Dans Gargantua, les deux textes qui précèdent le récit affirment deux projets contradictoires. Dans l'avis aux lecteurs, l'auteur annonce que son livre ne vise qu'à amuser son lecteur : « Vrai est qu'ici peu de perfection / Vous apprendrez, sinon en cas de rire : / Autre argument ne peut mon cœur élire ». Pourtant, on découvre l'affirmation contraire dans le « Prologue de l'auteur ». Les « silènes », ces petites boîtes peintes pour « exciter le monde à rire » mais qui renferment de « fines drogues », servent explicitement de comparant à Gargantua : « C'est pourquoi faut ouvrir le livre : et soigneusement peser ce qui y est déduit. Lors connaîtrez que la drogue dedans contenue est bien d'autre valeur, que ne promettait la boîte. C'est-à-dire que les matières ici traitées ne sont tant folâtres, comme le titre au-dessus prétendait. » La même idée est exprimée par le proverbe « L'habit ne fait point le moine » comme par la célèbre métaphore de l'os à moelle. Le prologue multiplie ainsi les images et les déclarations explicites engageant le lecteur à ne pas se contenter de l'aspect divertissant de ce récit, mais à y rechercher de « très hauts sacrements et mystères horrifiques, tant en ce qui concerne notre religion, qu'aussi l'état politique et vie économique ».

Un livre qui développe de sérieuses critiques

En effet, Gargantua recèle de réelles critiques religieuses et politiques. Le chapitre , par exemple, intitulé « Pourquoi les moines sont refuis du monde, et pourquoi les uns ont le nez plus grand que les autres », remet en cause avec virulence l'utilité des moines, appelés « mâchemerdes » et comparés au singe qui ne fait que « tout conchier et dégâter ». Ils n'ont ni l'utilité du paysan ni celle de l'homme de guerre, du médecin, du docteur évangélique ou du marchand selon Gargantua. Pire, lorsque Grandgousier réplique que les moines prient Dieu pour les hommes, Gargantua lui rétorque qu'ils ne font que « marmonn[er] grand renfort de légendes et psaumes nullement par eux entendus ». De même, la guerre contre Picrochole peut être lue comme une critique virulente de la violence absurde des guerres.

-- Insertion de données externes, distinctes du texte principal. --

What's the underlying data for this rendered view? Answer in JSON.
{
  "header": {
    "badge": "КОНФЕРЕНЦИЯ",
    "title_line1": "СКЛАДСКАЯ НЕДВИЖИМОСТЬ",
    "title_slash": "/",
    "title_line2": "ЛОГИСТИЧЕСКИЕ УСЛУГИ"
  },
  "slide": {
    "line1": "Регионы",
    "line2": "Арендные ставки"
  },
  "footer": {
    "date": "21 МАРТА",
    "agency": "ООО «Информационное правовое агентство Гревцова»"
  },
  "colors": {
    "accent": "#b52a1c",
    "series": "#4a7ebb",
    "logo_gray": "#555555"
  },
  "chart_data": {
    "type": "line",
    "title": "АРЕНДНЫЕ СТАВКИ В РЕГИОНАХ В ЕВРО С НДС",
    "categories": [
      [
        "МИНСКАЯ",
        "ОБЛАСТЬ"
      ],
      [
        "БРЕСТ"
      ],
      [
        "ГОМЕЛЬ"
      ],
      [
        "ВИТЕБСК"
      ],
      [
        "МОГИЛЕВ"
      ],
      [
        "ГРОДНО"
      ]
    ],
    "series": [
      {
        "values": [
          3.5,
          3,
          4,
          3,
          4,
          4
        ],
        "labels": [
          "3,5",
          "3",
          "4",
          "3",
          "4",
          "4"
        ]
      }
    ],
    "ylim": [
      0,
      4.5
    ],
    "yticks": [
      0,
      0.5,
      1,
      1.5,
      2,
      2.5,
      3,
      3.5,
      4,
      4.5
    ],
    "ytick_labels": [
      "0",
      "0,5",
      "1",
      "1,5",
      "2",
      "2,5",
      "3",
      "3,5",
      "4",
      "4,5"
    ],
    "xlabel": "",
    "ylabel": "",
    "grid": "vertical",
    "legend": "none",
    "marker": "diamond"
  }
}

Pourtant, comme le précise Michel Butor, le rire dans Gargantua n'est qu'» en grande partie » un rire de déguisement. Car il est aussi un rire de pur divertissement.

Un rire de pur divertissement

Amuser par le récit de « bons tours »

Plusieurs fois au cours de son récit, Rabelais ne résiste pas au plaisir d'amuser son lecteur en narrant les bons tours que ses personnages se jouent les uns aux autres. Au chapitre xvii, lorsque Gargantua arrive à Paris, il est vite harcelé par les Parisiens et décide de leur payer « sa bienvenue et son proficiat » en les « compissant » « par ris » avant de dérober les cloches de Notre-Dame. Dans le chapitre xii, « Des chevaux factices de Gargantua », Gargantua mène le maître d'hôtel et le fourrier du seigneur Painensac à ses écuries de chevaux de bois, avant de se montrer bon « causeur » en enchaînant pour eux devinettes, plaisanteries et calembours. Car le bon tour est souvent accompagné d'un bon mot.